Граф еще не признался себе в том, что жажда ощутить плотную волну лесных запахов, исходящих от девочки, становится раз от разу сильнее. И видеть ее странное, нездешнее лицо, и прикоснуться к бессильной руке... Что говорить о голосе? Как только она брала первую ноту, он терял волю. Все уступало этому – еще, еще, еще...
Параша становилась напротив него, держась за спинку кресла. Он утопал в кресле по другую сторону стола.
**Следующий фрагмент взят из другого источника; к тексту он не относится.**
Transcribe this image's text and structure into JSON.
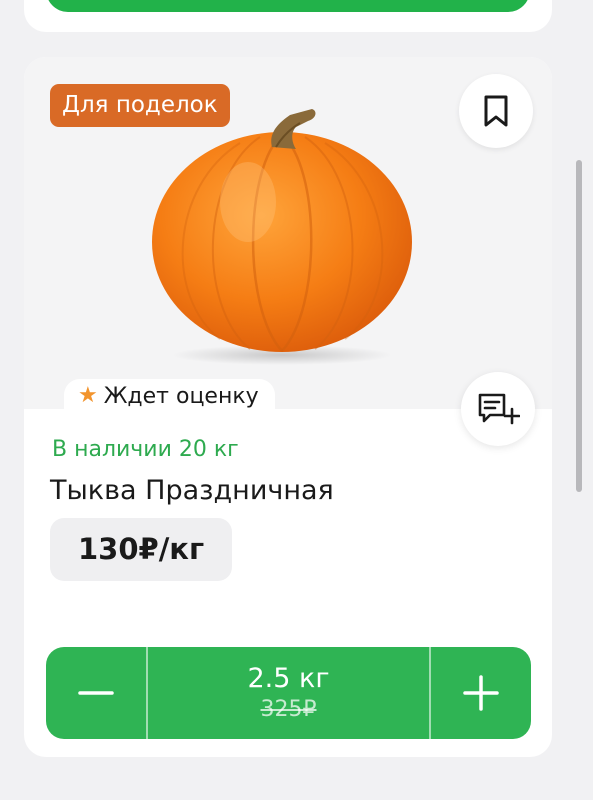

Правый подлокотник был нагрет солнцем, пробравшимся через окно в просвет листвы. Тень от веток ходила по стене, бывшей фоном фигуре Параши, иногда ложилась на ее плечи, и Николай Петрович как завороженный следил за пятнами, выявлявшими милую округлость форм.
Душа отдыхала, прежде чем пережить самые высокие свои мгновения, прежде чем женский голос начнет свою страстную исповедь, восходя от затененных низов вверх – к сиянию, свету. Дрогнет пятнистая вязь на стене, дрогнет и пойдет выше и выше переливающийся звук. Этот миг внешней неподвижности станет для графа одним из мгновений безоглядного, одержимого внутреннего бега, приближающего к тому, за чем начинается неизвестность, пропасть, обрыв, туда не проникает мысль – туда выносит чувство отчаянной радости, заменившее Николаю Петровичу волю. Как хорошо! Какая небывалая, невозможная полнота бытия!